The semiconductor integrated circuit device employing the gate array system described above is a high performance hybrid semiconductor integrated circuit device including bipolar transistors and complementary MISFETs (CMOS) in mixture inside the same substrate. This hybrid semiconductor integrated circuit device is generally referred to as "Hi BiCMOS" (High performance Bipolar CMOS).
The bipolar transistor described above is of an npn type of a vertical structure consisting of an n-type emitter region, a p-type base region and an n-type collector region. The n-type collector region consists of an n-type epitaxial layer having a low impurity concentration, a buried type semiconductor region for reducing the collector resistance and a potential pick-up semiconductor region for picking up a collector current onto the surface of the substrate.
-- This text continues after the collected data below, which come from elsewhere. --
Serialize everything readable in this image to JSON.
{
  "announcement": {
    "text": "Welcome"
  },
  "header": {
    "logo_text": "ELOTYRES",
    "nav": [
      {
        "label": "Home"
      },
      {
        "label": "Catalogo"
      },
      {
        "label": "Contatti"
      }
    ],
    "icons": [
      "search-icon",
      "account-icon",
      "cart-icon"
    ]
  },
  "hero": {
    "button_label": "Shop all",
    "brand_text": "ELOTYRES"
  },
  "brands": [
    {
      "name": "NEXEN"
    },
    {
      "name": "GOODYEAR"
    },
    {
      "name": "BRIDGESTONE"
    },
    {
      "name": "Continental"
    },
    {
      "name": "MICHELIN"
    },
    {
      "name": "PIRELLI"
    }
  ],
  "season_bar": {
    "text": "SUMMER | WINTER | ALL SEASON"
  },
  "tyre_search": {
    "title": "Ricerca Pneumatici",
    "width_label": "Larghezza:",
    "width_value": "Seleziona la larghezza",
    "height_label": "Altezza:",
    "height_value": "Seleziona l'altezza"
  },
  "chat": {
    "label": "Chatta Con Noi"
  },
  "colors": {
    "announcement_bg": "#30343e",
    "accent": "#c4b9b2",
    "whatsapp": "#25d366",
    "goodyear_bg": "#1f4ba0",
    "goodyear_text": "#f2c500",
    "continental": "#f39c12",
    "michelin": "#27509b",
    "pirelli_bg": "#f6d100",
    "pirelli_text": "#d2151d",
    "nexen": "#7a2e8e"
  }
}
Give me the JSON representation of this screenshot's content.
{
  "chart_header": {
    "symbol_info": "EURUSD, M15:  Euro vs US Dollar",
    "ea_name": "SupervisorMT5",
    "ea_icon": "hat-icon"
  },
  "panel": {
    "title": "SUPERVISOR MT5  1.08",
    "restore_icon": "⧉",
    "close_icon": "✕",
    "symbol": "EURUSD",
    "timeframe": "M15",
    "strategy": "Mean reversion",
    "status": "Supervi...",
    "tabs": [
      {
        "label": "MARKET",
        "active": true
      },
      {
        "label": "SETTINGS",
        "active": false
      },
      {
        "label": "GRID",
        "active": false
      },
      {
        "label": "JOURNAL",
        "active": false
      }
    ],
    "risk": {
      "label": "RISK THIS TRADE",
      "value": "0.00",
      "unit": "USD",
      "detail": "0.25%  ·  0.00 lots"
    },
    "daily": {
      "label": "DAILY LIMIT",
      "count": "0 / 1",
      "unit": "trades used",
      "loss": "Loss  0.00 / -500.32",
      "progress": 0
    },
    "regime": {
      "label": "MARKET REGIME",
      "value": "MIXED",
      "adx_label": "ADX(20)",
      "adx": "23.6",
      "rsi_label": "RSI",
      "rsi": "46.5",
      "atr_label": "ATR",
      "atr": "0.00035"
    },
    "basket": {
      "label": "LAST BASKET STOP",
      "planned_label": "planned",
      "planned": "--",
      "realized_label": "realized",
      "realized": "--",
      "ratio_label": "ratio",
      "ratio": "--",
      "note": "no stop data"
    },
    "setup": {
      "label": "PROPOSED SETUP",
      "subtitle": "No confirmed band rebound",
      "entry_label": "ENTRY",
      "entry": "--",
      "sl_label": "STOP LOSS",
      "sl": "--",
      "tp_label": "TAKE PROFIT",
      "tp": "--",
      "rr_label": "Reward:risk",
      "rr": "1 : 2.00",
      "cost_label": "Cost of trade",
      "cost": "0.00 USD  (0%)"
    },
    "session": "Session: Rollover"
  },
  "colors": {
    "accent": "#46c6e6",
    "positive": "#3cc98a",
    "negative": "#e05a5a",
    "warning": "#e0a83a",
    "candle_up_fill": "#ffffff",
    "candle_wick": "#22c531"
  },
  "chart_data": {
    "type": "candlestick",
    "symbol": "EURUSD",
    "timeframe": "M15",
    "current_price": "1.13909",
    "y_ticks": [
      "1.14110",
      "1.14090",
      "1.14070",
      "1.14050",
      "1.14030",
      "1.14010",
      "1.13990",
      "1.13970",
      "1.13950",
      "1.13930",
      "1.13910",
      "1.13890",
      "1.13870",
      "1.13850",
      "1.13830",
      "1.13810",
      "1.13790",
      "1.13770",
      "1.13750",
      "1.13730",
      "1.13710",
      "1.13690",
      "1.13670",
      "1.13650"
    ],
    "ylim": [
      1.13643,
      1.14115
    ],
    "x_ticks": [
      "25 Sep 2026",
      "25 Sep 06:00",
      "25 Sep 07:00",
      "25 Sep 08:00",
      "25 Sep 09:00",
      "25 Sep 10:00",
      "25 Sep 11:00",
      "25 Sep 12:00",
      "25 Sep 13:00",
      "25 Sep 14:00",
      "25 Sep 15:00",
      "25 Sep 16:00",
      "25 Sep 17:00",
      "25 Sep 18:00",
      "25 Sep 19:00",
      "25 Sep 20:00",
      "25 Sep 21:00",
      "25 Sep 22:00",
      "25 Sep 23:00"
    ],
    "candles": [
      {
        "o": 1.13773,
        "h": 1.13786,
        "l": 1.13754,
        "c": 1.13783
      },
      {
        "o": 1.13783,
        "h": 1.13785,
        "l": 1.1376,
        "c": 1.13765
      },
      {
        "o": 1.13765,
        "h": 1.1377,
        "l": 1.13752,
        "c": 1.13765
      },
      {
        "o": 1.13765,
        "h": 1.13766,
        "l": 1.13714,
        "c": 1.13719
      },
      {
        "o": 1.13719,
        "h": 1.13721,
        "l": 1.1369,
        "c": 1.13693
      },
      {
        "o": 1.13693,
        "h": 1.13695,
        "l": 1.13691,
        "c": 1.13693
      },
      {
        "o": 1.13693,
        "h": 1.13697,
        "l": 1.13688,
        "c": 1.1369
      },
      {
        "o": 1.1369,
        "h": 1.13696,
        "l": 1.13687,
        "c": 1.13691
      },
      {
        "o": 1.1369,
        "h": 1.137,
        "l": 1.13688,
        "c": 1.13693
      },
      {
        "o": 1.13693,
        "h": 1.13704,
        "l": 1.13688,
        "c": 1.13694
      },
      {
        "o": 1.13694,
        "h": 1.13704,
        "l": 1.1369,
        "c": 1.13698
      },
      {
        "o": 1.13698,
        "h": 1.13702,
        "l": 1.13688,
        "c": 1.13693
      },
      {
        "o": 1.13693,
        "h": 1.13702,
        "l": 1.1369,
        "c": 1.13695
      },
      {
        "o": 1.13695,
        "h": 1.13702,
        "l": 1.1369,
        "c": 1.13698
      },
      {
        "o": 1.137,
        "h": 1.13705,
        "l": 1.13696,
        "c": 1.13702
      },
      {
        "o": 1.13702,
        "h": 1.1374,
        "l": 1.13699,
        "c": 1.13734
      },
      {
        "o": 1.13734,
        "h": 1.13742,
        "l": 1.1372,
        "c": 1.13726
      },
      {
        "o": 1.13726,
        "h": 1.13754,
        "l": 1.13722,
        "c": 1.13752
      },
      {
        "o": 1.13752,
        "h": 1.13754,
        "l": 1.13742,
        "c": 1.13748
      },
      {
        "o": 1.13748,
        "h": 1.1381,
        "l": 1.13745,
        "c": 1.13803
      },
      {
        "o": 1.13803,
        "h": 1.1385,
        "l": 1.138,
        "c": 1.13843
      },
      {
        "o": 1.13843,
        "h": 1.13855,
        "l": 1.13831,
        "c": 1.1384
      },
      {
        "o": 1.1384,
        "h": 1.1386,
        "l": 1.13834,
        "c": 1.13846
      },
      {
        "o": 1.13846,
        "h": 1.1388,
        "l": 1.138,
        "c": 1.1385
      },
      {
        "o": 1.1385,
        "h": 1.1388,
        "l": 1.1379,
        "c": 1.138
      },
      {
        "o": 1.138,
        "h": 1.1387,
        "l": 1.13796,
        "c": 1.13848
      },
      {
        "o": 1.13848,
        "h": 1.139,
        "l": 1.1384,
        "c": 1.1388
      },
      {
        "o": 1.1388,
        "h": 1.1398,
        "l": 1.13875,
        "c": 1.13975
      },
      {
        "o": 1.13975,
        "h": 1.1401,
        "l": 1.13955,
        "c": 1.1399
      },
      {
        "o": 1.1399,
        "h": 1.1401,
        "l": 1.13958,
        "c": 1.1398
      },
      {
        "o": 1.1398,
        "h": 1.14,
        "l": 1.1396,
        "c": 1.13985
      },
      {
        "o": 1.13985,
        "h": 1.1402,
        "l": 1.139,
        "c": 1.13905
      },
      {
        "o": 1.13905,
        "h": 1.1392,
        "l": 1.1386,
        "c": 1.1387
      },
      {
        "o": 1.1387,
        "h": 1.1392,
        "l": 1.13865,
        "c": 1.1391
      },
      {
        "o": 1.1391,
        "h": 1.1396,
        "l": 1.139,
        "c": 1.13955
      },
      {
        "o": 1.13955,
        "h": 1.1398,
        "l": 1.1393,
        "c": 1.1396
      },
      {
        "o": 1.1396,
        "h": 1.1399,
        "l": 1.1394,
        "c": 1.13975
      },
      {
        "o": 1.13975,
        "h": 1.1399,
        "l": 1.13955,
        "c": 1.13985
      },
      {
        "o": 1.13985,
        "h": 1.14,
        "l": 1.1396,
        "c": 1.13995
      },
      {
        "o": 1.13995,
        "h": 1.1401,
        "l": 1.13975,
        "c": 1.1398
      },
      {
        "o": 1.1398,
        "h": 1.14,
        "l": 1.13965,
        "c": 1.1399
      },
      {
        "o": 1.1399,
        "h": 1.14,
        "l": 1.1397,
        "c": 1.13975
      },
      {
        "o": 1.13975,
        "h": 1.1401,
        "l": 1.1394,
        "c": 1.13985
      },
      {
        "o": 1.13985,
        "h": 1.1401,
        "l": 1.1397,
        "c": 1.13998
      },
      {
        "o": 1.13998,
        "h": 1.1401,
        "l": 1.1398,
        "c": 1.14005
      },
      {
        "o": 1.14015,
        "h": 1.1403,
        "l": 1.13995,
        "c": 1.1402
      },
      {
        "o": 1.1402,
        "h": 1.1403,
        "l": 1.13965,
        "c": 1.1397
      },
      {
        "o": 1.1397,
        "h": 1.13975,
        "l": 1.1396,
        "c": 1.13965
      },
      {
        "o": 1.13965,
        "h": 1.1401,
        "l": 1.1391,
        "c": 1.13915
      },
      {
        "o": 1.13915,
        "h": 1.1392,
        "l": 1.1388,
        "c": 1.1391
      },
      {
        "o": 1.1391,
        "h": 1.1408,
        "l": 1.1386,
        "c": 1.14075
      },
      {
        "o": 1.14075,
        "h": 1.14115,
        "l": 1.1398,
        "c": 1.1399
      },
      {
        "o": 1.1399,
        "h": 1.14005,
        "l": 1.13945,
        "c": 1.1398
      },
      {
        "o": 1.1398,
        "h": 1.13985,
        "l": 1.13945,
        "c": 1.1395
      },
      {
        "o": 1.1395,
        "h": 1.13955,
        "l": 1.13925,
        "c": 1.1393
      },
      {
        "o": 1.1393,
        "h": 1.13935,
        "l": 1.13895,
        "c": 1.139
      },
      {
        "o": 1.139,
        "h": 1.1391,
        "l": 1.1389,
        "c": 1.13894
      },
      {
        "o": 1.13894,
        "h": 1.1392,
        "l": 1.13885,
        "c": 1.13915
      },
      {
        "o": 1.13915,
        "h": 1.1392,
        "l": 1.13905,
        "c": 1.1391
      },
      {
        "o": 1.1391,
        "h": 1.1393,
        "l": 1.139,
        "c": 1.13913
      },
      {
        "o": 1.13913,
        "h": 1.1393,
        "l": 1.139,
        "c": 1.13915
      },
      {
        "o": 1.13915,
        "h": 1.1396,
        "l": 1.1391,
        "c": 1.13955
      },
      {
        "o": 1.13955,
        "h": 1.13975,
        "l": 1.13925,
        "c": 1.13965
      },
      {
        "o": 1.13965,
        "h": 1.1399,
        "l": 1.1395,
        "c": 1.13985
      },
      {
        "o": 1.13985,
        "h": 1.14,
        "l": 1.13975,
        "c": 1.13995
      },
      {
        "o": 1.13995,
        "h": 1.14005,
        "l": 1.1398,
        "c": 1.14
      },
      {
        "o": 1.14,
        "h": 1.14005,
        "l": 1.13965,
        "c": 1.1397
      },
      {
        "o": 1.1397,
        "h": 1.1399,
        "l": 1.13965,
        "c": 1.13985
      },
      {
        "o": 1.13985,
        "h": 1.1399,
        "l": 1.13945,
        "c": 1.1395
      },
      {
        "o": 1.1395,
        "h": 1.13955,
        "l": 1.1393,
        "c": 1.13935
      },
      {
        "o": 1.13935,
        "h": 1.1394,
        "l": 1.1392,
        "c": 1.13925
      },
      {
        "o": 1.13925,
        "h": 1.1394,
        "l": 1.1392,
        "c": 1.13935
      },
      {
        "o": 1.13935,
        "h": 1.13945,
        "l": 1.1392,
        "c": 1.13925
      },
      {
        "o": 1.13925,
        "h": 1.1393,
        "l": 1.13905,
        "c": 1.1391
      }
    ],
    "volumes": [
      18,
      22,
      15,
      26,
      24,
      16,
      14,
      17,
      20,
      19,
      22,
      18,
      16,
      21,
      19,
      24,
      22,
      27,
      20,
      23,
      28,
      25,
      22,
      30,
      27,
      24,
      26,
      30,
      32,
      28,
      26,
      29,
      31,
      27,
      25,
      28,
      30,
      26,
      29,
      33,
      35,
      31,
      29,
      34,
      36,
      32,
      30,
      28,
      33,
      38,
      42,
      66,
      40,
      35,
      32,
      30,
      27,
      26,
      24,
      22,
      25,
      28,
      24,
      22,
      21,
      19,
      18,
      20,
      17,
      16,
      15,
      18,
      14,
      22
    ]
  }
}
The potential pick-up semiconductor region is formed by deeply diffusing thermally an n-type impurity from the surface of the substrate in order to bring its bottom surface into contact with the buried type semiconductor region. Each of these buried type semiconductor region and potential pick-up semiconductor region has a high impurity concentration. The p-type base region is formed on the main planar portion of the epitaxial layer and the n-type emitter region is formed on the main planar portion of the p-type base region.
Among the complementary MISFETs described above, the p-channel MISFET is composed of a channel formation region, a gate insulator film, a gate electrode, a p-type source region and a drain region. Similarly, the n-channel MISFET is composed of the channel formation region, the gate insulator film, the gate electrode, the n-type source region and the drain region.
Incidentally, the hybrid semiconductor integrated circuit device described above is disclosed, for example, in "Nikkei Electronics", Mar. 10, 1986, published by Nikkei-McGraw Hill Co., pp. 199.about.217, and the Bipolar-CMOS gate array, in "Nikkei Electronics", Aug. 12, 1985, pp. 187.about.195.